Clinton also said the Democratic presidential nominee ‘had an almost impossible job.’

He pointed out Harris became the nominee after President Biden dropped out of the race in July and there was no time to have primaries. 

Clinton said Harris was ‘in effect, a stranger to people.’ 

‘People knew what they liked about Trump and what they didn’t,’ Clinton said. ‘And about 54 percent of them were,  would have happily voted for somebody else, but people didn’t feel that they knew about Harris.’

Clinton also said Trump did in fact inherit the Obama-era recovery. 

‘There was no inflation, and people felt that,’ he said. 

Vice President Kamala Harris conceding the 2024 election to President-elect Donald Trump. Former President Bill Clinton said she had an ‘almost impossible job’ in the campaign with President Biden’s late exit

The former president said Democrats need to ‘go back and meet people where they live and talk to them about what they’re interested in.’

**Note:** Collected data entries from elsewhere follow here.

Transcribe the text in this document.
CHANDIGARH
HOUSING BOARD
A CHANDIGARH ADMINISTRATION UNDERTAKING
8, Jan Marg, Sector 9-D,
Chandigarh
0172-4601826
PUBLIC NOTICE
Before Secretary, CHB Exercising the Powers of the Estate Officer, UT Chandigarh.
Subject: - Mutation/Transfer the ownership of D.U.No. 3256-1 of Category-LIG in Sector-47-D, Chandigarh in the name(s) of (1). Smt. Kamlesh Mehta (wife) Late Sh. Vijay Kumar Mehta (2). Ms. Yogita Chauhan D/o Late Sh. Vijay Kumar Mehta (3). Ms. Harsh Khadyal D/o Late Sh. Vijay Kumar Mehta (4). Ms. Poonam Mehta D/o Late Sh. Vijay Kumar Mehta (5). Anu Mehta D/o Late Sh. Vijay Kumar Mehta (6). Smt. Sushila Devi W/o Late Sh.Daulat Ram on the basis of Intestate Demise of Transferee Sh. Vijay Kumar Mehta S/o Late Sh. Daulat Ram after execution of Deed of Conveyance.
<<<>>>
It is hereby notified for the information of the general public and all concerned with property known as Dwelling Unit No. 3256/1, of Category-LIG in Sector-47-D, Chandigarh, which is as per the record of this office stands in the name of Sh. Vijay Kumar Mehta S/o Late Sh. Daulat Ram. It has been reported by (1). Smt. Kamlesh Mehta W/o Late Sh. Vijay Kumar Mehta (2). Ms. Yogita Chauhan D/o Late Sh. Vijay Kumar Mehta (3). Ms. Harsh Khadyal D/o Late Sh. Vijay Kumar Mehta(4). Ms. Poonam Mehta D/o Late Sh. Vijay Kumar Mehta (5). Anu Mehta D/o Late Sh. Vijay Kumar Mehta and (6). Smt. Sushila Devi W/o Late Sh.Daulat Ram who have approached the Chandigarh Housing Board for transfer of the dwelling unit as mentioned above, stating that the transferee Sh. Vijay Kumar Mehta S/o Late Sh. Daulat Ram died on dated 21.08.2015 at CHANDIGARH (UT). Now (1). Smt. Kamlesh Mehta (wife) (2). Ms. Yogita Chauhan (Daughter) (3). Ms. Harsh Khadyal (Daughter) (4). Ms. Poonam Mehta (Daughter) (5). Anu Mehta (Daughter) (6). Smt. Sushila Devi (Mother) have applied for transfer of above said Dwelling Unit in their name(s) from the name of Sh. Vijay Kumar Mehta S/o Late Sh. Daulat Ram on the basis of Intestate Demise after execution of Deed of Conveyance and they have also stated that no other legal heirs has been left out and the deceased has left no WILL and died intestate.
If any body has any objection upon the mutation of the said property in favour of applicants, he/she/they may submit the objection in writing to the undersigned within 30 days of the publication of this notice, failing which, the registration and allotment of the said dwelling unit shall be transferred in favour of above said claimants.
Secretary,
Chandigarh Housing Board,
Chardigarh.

He pointed out Biden will leave office with the most jobs created in one four year term of any president in history, but that number is still no where near the number of people who were impacted by inflation. 

‘I don’t even believe the real problem is whether you should be more verbally left or center. I think you’ve got to talk like people… who will make the difference in the outcome of the election,’ he said. 

‘You don’t have to sell out what you believe in, but you do have to meet people where they live.’